The young SP4 was livid….”I’ll take those keys…RIGHT NOW!” I replied in a low voice: “Please lower your voice when addressing an officer, and I’ll be happy to give you back your keys…as soon as you write yourself a ticket for leaving your government vehicle running and unsecured.” That started a shitstorm with MP guys in uniform screaming at the ones out of the vehicle. It looked like the mess it was. And right in the midst of it, some enterprising Panamanian kid began washing our vehicle. I had to laugh. 

That little fiasco went all the way up the chain. John, Papa Joe and I had to go see General Steele who was in charge of our operation and the guy who signed our authorizations in the first place. He was on the phone with the Colonel in charge of the MPs. Each promised the other that the BS would stop. 

About a week later John and I went to Clayton to have vehicle maintenance done. We were there early and hit the gym. We began talking with an older guy…and low and behold, it was the Colonel in charge of the MPs. He gave us the sideways glance at first, but things got better and we walked out of the gym pretty laid back. As we were walking, what do we see, another junior G-man writing us a ticket for “unauthorized use of a government vehicle.” The Colonel told the MP to tear it up. We just smiled and as we drove away, I winked at the kid and mouthed the words “F*** off” as clear as day. That was the end of the BS until I left and someone else took over about two months later. Why can’t we all just get along?

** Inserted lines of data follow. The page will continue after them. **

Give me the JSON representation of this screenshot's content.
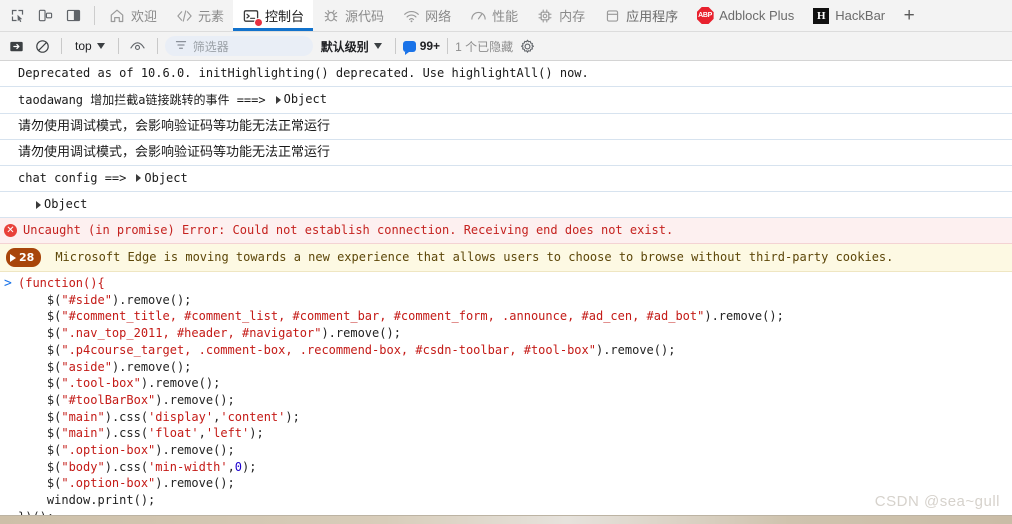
{
  "tabbar": {
    "left_icons": [
      {
        "name": "inspect-element-icon"
      },
      {
        "name": "device-toolbar-icon"
      },
      {
        "name": "dock-side-icon"
      }
    ],
    "tabs": [
      {
        "label": "欢迎",
        "icon": "home-icon",
        "active": false,
        "kind": "panel"
      },
      {
        "label": "元素",
        "icon": "code-brackets-icon",
        "active": false,
        "kind": "panel"
      },
      {
        "label": "控制台",
        "icon": "console-terminal-icon",
        "active": true,
        "kind": "panel"
      },
      {
        "label": "源代码",
        "icon": "bug-icon",
        "active": false,
        "kind": "panel"
      },
      {
        "label": "网络",
        "icon": "network-wifi-icon",
        "active": false,
        "kind": "panel"
      },
      {
        "label": "性能",
        "icon": "performance-gauge-icon",
        "active": false,
        "kind": "panel"
      },
      {
        "label": "内存",
        "icon": "memory-chip-icon",
        "active": false,
        "kind": "panel"
      },
      {
        "label": "应用程序",
        "icon": "application-database-icon",
        "active": false,
        "kind": "panel"
      },
      {
        "label": "Adblock Plus",
        "icon": "abp-logo-icon",
        "active": false,
        "kind": "extension",
        "badge_text": "ABP"
      },
      {
        "label": "HackBar",
        "icon": "hackbar-logo-icon",
        "active": false,
        "kind": "extension",
        "badge_text": "H"
      }
    ],
    "new_tab_label": "+"
  },
  "console_toolbar": {
    "sidebar_toggle_icon": "console-sidebar-icon",
    "clear_icon": "clear-console-icon",
    "context_value": "top",
    "eye_icon": "live-expression-icon",
    "filter_placeholder": "筛选器",
    "filter_value": "",
    "filter_icon": "filter-funnel-icon",
    "level_label": "默认级别",
    "message_count": "99+",
    "hidden_label": "1 个已隐藏",
    "settings_icon": "gear-icon"
  },
  "console_rows": [
    {
      "type": "log",
      "text": "Deprecated as of 10.6.0. initHighlighting() deprecated.  Use highlightAll() now.",
      "mono": true
    },
    {
      "type": "log",
      "text": "taodawang 增加拦截a链接跳转的事件 ===>",
      "mono": true,
      "object_label": "Object"
    },
    {
      "type": "log",
      "text": "请勿使用调试模式，会影响验证码等功能无法正常运行",
      "mono": false
    },
    {
      "type": "log",
      "text": "请勿使用调试模式，会影响验证码等功能无法正常运行",
      "mono": false
    },
    {
      "type": "log",
      "text": "chat config ==>",
      "mono": true,
      "object_label": "Object"
    },
    {
      "type": "log",
      "text": "",
      "mono": true,
      "object_label": "Object",
      "indent": true
    },
    {
      "type": "error",
      "text": "Uncaught (in promise) Error: Could not establish connection. Receiving end does not exist.",
      "icon": "error-circle-icon"
    },
    {
      "type": "warning",
      "text": "Microsoft Edge is moving towards a new experience that allows users to choose to browse without third-party cookies.",
      "badge_count": "28"
    }
  ],
  "prompt": {
    "chevron": ">",
    "code_lines": [
      [
        {
          "t": "(function(){",
          "c": "s"
        }
      ],
      [
        {
          "t": "    $(",
          "c": "d"
        },
        {
          "t": "\"#side\"",
          "c": "s"
        },
        {
          "t": ").remove();",
          "c": "d"
        }
      ],
      [
        {
          "t": "    $(",
          "c": "d"
        },
        {
          "t": "\"#comment_title, #comment_list, #comment_bar, #comment_form, .announce, #ad_cen, #ad_bot\"",
          "c": "s"
        },
        {
          "t": ").remove();",
          "c": "d"
        }
      ],
      [
        {
          "t": "    $(",
          "c": "d"
        },
        {
          "t": "\".nav_top_2011, #header, #navigator\"",
          "c": "s"
        },
        {
          "t": ").remove();",
          "c": "d"
        }
      ],
      [
        {
          "t": "    $(",
          "c": "d"
        },
        {
          "t": "\".p4course_target, .comment-box, .recommend-box, #csdn-toolbar, #tool-box\"",
          "c": "s"
        },
        {
          "t": ").remove();",
          "c": "d"
        }
      ],
      [
        {
          "t": "    $(",
          "c": "d"
        },
        {
          "t": "\"aside\"",
          "c": "s"
        },
        {
          "t": ").remove();",
          "c": "d"
        }
      ],
      [
        {
          "t": "    $(",
          "c": "d"
        },
        {
          "t": "\".tool-box\"",
          "c": "s"
        },
        {
          "t": ").remove();",
          "c": "d"
        }
      ],
      [
        {
          "t": "    $(",
          "c": "d"
        },
        {
          "t": "\"#toolBarBox\"",
          "c": "s"
        },
        {
          "t": ").remove();",
          "c": "d"
        }
      ],
      [
        {
          "t": "    $(",
          "c": "d"
        },
        {
          "t": "\"main\"",
          "c": "s"
        },
        {
          "t": ").css(",
          "c": "d"
        },
        {
          "t": "'display'",
          "c": "s"
        },
        {
          "t": ",",
          "c": "d"
        },
        {
          "t": "'content'",
          "c": "s"
        },
        {
          "t": ");",
          "c": "d"
        }
      ],
      [
        {
          "t": "    $(",
          "c": "d"
        },
        {
          "t": "\"main\"",
          "c": "s"
        },
        {
          "t": ").css(",
          "c": "d"
        },
        {
          "t": "'float'",
          "c": "s"
        },
        {
          "t": ",",
          "c": "d"
        },
        {
          "t": "'left'",
          "c": "s"
        },
        {
          "t": ");",
          "c": "d"
        }
      ],
      [
        {
          "t": "    $(",
          "c": "d"
        },
        {
          "t": "\".option-box\"",
          "c": "s"
        },
        {
          "t": ").remove();",
          "c": "d"
        }
      ],
      [
        {
          "t": "    $(",
          "c": "d"
        },
        {
          "t": "\"body\"",
          "c": "s"
        },
        {
          "t": ").css(",
          "c": "d"
        },
        {
          "t": "'min-width'",
          "c": "s"
        },
        {
          "t": ",",
          "c": "d"
        },
        {
          "t": "0",
          "c": "n"
        },
        {
          "t": ");",
          "c": "d"
        }
      ],
      [
        {
          "t": "    $(",
          "c": "d"
        },
        {
          "t": "\".option-box\"",
          "c": "s"
        },
        {
          "t": ").remove();",
          "c": "d"
        }
      ],
      [
        {
          "t": "    window.print();",
          "c": "d"
        }
      ],
      [
        {
          "t": "})();",
          "c": "d"
        }
      ]
    ]
  },
  "watermark": "CSDN @sea~gull"
}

Later, the Navy intel girls became frequent guests out in Chepo, doing whatever they were doing. They’d visit the Police HQs who were as confused as we were as to what the hell they were doing there. To this day, I still don’t know what they were doing. All the stuff they asked the police made no sense. But whatever, they never interfered with what we were doing and they’d always drop us a bottle of rum “Old # 7”  whenever they’d come calling. That’s what I call interservice cooperation.